Google ogłosiło właśnie coś, co może brzmieć jak nowy rozdział powieści science fiction, ale to jak najbardziej realna historia: Google Earth AI. Ten nowy pakiet modeli i danych przestrzennych ma pomóc ludziom i instytucjom rozwiązywać najbardziej palące problemy planety. A jeśli brzmi to trochę jak „uratować świat jednym kliknięciem” – to w gruncie rzeczy o to właśnie chodzi.

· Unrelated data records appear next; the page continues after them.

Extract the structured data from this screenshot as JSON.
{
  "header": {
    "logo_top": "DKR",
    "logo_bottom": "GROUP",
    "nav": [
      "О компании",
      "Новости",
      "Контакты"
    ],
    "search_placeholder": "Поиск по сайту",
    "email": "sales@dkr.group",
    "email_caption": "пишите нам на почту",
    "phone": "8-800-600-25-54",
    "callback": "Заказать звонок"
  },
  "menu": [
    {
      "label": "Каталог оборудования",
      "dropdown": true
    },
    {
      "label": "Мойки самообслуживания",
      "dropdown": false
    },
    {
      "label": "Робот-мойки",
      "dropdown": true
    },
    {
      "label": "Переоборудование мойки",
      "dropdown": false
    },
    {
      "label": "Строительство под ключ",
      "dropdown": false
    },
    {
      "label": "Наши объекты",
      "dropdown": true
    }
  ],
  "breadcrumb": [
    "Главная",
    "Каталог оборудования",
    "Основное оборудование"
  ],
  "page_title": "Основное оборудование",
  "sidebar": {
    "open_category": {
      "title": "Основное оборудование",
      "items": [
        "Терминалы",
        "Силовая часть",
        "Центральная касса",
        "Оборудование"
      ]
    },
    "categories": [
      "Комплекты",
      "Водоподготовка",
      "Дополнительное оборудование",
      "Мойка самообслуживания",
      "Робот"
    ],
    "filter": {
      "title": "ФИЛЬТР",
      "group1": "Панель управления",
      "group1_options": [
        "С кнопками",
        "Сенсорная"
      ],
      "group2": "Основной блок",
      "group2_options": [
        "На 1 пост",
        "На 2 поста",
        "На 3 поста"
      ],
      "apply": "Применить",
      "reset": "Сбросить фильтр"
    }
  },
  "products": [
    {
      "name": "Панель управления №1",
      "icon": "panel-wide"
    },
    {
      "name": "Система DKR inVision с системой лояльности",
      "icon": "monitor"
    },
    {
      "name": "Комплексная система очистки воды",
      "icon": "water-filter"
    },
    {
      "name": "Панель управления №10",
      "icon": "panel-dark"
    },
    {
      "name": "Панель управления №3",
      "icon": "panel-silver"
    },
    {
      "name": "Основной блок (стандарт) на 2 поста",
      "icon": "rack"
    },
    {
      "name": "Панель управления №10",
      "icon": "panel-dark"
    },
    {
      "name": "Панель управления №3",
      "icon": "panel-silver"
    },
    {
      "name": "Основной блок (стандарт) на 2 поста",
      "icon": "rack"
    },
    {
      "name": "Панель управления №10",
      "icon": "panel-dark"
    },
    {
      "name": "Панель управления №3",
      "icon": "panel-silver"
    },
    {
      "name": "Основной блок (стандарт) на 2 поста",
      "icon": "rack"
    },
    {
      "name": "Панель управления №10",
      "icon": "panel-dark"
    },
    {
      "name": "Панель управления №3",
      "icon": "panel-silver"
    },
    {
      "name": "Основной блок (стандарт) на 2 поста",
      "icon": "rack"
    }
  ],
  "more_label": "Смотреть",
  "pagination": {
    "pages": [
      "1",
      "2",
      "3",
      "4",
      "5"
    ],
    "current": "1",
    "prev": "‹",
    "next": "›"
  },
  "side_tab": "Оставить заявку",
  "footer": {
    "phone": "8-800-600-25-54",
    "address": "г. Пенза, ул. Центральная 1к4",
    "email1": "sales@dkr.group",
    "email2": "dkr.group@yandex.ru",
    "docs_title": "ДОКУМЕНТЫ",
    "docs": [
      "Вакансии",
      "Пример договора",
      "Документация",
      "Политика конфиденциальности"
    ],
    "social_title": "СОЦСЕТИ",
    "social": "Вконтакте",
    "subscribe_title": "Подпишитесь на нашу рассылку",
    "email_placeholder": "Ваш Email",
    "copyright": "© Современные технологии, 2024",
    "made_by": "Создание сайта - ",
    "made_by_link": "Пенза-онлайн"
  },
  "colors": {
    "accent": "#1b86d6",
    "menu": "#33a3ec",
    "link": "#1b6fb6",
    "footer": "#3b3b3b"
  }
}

Google Earth AI to rozwinięcie wcześniejszych prac z obszaru tzw. Geospatial Reasoning. W praktyce oznacza to zestaw modeli, które m.in. prognozują pogodę z imponującą dokładnością, przewidują powodzie oraz wykrywają pożary. To jednak nie koniec – inne modele wspierają planowanie urbanistyczne czy zdrowie publiczne, analizując zdjęcia satelitarne, dane demograficzne i dynamikę ruchu miejskiego.
Część z tych narzędzi już teraz działa w tle dobrze znanych aplikacji: alerty powodziowe i pożarowe w Mapach Google czy wyszukiwarce to tylko wierzchołek cyfrowej góry lodowej. Ale pod spodem dzieje się znacznie więcej – np. dzięki Google Maps Platform i Google Cloud instytucje mogą analizować dane przestrzenne w czasie rzeczywistym.
W ramach nowej inicjatywy zaprezentowano też AlphaEarth Foundations, czyli swoisty fundament pod kolejne modele i rozwiązania – coś jak beton zbrojony algorytmami.
Ale nie samą technologią człowiek żyje – szczególnie w Europie, gdzie technologia lubi spotkać się z regulacjami przy kawie i długiej dyskusji o etyce. I tak, Google zapowiedziało, że podpisze unijny Kodeks Postępowania dla AI ogólnego przeznaczenia (EU AI Code of Practice). W gronie sygnatariuszy znajdą się też inne duże firmy, w tym dostawcy modeli z USA.
W teorii – i miejmy nadzieję, że w praktyce – kodeks ten ma zapewnić Europejczykom dostęp do bezpiecznych, innowacyjnych narzędzi AI. Według prognoz, wdrożenie AI może przynieść Europie wzrost gospodarczy nawet o 8% rocznie – czyli 1,4 biliona euro – do 2034 roku.
Jednak nie wszystko złoto, co regulowane. Google ostrzega, że pewne zapisy kodeksu oraz ustawy o AI mogą spowalniać rozwój technologii na kontynencie. Szczególnie martwią: odejścia od istniejącego prawa autorskiego, długie procesy zatwierdzania oraz przepisy mogące ujawniać tajemnice handlowe. A to, w ich ocenie, może chłodzić innowacje szybciej niż klimatyzacja w serwerowni.
Mimo tych obaw firma deklaruje chęć współpracy z unijnym AI Office. Google chce, by regulacje były proporcjonalne i elastyczne, bo – jak dobrze wiemy – AI rozwija się szybciej niż regulacje za nią nadążają.
Czy uda się połączyć innowacyjność z odpowiedzialnością? To się dopiero okaże. Na razie Google patrzy z kosmosu na Ziemię – i chyba wie, co robi.